The candidates for director who have been nominated by the company's nominating and corporate governance committee and board of directors are Judy Altmaier, Scott Barbour, Philip Christman, David Everitt, David Graziosi, Carolann Haznedar, Sasha Ostojic, Gustave Perna, and Krishna Shivram. The nominees' biographic information and qualifications are detailed in the proxy statement for today's meeting. In accordance with the bylaws of the company, stockholders are required to provide advance notice of their intent to nominate candidates for directors. No such notice was received by the deadline set forth in the proxy statement for today's meeting. Therefore, I declare the nominations for directors closed, and we will move on to the second proposal. The second item of business is to ratify the appointment of PricewaterhouseCoopers LLP as the company's independent registered public accounting firm for 2026.

The appointment of PwC is discussed in the proxy statement. The third item of business is an advisory vote to approve the resolution set forth in the company's proxy statement regarding the compensation paid to the company's named executive officers. This proposal is non-binding. The company's executive compensation is discussed in the proxy statement.

Preston Ray
Deputy Chief Legal Officer and Secretary, Allison Transmission Holdings Inc

The polls are about to close, so if you have not yet voted, please do so. The polls are now closed. The Inspector of Election has delivered his preliminary report, and I will now announce the preliminary results of voting. Mr. Chairman, based on the Inspector of Election's preliminary report, Judy Altmaier, Scott Barbour, Philip Christman, David Everitt, David Graziosi, Carolann Haznedar, Sasha Ostojic, Gus Perna, and Krishna Shivram have been elected as directors by the stockholders. Each candidate received more votes for their election than against. Number two, ratification of the appointment of PricewaterhouseCoopers LLP as the company's independent registered public accounting firm for 2026 has been approved by the stockholders by the affirmative vote of the holders of a majority in voting power of the votes cast, excluding abstentions and broker non-votes.

Number three, the compensation paid to the company's named executive officers, as disclosed in the proxy statement pursuant to the compensation disclosure rules of the SEC, has been approved by the stockholders by the affirmative vote of the holders of a majority in voting power of the votes cast, excluding abstentions and broker non-votes.

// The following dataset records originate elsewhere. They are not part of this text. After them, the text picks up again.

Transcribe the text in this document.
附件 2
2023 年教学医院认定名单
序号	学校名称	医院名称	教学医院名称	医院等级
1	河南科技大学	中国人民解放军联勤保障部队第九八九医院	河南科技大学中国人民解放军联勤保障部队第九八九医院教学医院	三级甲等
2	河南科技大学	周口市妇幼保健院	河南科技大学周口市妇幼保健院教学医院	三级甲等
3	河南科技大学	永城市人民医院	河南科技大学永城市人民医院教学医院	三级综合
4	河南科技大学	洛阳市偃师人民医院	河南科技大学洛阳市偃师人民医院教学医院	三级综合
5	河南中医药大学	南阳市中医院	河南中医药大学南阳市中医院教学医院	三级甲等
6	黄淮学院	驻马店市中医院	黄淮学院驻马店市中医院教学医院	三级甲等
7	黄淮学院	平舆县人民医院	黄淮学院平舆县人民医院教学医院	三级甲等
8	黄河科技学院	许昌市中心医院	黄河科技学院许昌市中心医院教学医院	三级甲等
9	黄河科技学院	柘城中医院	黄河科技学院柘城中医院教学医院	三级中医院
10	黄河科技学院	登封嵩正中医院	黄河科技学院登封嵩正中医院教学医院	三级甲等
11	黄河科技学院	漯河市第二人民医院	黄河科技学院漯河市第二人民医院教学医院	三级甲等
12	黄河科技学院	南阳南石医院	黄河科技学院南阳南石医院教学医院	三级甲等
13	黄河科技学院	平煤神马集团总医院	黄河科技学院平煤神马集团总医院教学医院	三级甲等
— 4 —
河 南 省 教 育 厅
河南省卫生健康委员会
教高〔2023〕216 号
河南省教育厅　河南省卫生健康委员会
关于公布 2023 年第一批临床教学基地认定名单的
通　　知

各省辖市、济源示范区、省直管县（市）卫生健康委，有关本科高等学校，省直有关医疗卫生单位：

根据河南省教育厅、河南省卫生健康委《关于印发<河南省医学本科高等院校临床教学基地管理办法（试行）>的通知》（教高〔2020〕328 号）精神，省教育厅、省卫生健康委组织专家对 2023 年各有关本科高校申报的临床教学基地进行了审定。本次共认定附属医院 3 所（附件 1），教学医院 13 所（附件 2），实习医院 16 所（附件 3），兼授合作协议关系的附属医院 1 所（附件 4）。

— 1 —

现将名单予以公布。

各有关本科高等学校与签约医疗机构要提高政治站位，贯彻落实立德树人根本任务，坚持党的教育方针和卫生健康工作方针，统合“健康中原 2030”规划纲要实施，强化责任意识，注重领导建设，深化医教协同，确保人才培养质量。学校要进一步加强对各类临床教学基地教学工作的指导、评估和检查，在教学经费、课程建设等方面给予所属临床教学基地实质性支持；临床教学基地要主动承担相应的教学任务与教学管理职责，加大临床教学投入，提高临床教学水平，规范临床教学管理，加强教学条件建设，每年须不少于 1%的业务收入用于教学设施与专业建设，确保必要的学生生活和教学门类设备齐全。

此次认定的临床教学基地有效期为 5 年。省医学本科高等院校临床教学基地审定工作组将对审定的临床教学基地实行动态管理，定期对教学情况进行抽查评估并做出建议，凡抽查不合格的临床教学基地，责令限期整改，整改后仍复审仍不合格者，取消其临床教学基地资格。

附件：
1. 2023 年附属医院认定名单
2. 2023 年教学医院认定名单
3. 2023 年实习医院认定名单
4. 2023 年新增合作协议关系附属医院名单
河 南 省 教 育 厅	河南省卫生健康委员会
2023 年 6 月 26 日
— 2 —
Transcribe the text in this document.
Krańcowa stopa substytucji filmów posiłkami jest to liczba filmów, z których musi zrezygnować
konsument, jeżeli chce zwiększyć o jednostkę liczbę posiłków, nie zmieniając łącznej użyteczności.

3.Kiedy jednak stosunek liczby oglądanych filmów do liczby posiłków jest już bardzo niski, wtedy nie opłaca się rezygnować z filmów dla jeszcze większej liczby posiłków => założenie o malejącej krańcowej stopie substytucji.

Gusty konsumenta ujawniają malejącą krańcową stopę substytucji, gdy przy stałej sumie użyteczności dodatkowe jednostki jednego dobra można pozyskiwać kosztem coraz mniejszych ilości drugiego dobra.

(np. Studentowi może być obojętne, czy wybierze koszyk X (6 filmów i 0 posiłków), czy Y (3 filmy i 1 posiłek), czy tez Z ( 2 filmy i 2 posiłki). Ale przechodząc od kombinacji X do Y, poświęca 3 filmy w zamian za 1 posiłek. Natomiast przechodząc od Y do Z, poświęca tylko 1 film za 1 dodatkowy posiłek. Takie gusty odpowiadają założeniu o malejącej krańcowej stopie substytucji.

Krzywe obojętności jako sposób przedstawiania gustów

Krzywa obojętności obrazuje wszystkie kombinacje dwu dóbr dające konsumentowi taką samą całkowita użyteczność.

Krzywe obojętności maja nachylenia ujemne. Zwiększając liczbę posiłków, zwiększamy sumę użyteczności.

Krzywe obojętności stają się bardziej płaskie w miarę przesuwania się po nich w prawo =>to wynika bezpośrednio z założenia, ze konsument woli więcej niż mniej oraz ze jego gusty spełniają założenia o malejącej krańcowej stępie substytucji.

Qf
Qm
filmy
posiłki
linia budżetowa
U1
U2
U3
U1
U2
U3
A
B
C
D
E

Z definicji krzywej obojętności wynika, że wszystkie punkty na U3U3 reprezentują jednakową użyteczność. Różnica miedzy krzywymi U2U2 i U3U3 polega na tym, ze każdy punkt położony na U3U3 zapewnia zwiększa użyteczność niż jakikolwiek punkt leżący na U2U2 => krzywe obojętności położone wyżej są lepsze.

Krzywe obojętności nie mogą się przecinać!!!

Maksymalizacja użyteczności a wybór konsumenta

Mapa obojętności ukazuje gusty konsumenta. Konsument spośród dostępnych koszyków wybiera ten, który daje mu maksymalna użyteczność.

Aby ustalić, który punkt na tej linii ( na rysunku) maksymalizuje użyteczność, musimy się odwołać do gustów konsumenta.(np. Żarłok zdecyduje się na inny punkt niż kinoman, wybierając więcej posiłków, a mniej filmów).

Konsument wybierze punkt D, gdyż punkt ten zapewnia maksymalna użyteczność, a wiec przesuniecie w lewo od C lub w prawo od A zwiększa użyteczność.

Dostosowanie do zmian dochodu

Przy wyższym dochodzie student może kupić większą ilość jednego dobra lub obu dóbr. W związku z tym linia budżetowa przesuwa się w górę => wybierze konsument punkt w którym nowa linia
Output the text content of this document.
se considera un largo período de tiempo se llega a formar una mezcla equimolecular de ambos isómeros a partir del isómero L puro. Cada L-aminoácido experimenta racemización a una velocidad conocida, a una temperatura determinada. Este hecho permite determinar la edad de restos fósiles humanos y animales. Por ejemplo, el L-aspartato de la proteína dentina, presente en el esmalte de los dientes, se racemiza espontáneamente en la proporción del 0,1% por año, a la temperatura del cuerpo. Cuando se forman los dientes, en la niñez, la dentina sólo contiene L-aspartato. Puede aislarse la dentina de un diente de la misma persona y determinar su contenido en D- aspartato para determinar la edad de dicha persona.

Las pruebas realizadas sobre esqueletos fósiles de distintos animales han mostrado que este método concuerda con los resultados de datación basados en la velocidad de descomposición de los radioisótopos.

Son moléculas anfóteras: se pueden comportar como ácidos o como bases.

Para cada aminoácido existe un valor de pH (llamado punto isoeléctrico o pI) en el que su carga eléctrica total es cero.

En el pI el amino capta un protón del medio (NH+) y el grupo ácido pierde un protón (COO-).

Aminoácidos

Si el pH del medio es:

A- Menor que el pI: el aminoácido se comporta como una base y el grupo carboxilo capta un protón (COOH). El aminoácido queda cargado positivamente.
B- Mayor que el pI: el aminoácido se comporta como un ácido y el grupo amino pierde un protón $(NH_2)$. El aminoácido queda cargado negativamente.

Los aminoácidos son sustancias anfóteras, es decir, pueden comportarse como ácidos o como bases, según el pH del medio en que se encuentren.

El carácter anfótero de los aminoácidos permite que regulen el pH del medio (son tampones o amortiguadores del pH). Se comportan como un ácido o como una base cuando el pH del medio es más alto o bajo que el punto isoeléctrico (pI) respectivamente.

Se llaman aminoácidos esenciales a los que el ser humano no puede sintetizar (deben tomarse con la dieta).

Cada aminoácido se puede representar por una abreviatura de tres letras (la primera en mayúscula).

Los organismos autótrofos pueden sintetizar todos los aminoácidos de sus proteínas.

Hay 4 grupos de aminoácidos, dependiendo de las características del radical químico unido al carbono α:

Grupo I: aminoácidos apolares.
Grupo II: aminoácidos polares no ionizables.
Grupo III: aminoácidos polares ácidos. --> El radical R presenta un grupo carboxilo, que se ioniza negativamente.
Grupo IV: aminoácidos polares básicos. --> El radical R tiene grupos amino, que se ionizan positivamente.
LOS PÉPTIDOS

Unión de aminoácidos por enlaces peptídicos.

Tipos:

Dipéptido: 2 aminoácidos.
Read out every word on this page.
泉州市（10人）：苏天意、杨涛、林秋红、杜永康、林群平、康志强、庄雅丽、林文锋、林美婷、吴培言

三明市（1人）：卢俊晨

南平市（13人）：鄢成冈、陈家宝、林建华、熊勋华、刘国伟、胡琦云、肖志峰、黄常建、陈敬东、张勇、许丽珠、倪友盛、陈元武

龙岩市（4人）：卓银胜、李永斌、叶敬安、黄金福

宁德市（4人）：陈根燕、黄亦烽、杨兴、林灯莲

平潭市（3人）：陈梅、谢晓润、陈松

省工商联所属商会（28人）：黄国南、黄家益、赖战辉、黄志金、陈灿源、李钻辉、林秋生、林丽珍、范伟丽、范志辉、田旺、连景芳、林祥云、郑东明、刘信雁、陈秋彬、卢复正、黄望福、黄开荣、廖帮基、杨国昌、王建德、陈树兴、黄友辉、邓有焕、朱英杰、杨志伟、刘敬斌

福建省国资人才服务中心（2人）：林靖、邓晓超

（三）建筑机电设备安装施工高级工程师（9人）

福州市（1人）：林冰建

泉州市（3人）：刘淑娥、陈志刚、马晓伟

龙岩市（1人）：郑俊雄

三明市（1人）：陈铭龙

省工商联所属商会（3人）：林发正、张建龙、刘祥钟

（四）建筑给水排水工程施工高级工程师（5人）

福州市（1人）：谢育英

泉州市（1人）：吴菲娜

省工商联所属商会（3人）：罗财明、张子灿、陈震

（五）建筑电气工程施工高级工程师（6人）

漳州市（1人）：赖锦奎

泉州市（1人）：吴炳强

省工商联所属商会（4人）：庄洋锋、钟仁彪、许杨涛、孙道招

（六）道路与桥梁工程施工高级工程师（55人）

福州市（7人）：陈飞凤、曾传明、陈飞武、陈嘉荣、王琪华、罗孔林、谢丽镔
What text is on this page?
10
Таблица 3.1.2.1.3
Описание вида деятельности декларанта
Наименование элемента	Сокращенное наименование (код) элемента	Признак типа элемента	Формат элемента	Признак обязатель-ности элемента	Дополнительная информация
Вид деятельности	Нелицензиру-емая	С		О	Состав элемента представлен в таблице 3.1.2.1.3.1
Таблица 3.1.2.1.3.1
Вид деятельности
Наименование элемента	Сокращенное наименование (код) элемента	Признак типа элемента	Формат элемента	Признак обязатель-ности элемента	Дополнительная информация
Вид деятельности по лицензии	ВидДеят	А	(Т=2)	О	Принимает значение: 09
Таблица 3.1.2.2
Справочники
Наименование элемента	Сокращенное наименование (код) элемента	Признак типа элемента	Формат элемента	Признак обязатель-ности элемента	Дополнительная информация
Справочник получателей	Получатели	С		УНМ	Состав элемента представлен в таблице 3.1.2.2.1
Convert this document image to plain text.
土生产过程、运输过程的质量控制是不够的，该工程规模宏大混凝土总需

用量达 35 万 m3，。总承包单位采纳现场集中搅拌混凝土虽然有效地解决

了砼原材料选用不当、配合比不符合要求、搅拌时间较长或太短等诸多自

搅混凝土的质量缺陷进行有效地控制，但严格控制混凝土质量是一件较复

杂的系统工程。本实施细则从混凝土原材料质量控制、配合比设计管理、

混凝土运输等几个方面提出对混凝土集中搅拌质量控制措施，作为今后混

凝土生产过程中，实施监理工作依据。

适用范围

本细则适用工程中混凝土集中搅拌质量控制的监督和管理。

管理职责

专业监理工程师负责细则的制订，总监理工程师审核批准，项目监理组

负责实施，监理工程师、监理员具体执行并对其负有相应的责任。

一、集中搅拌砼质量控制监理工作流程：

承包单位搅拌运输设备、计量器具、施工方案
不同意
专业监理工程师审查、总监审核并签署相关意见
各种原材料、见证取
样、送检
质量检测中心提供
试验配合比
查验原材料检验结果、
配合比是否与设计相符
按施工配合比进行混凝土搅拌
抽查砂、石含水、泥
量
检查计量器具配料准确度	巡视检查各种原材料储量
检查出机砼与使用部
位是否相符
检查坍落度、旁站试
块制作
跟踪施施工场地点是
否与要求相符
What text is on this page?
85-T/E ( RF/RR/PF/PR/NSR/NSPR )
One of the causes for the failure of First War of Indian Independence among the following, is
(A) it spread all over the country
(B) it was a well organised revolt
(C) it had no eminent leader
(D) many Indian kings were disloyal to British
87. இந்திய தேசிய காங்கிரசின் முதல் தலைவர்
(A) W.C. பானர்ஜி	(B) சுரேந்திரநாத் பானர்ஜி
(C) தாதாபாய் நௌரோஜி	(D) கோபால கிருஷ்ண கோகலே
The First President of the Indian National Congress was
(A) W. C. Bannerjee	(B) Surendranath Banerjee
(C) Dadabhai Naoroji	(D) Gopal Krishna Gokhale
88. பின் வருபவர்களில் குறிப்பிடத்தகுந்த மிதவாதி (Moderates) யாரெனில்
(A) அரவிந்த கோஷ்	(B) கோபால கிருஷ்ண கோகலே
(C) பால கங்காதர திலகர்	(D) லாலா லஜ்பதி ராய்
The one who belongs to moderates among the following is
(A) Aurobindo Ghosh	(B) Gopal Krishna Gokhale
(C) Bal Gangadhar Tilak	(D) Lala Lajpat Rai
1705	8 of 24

We will file the final report of the Inspector of Election with the minutes of this meeting. We expect to report the results of the voting on a Form 8-K to be filed with the SEC within four business days of this meeting.

David Graziosi
Chairman, President, and CEO, Allison Transmission Holdings Inc

Since there are no other matters to come before the meeting, this concludes the business portion of our meeting. I hereby declare the meeting adjourned. We will now accept questions from any stockholder in attendance.

Operator

For those listening, you can ask a question by submitting it in the Q&A section on your web console. Please feel free to submit questions now. There are no further questions at this time. Mr. Graziosi, I turn the call back over to you. Please go ahead.

David Graziosi
Chairman, President, and CEO, Allison Transmission Holdings Inc

Thank you again for your attendance and interest. We hope to see all of you at next year's annual meeting.

Operator

Thank you. The annual general meeting for Allison Transmission Holdings Inc. has now come to an end. Thank you for attending. You may now leave the virtual meeting.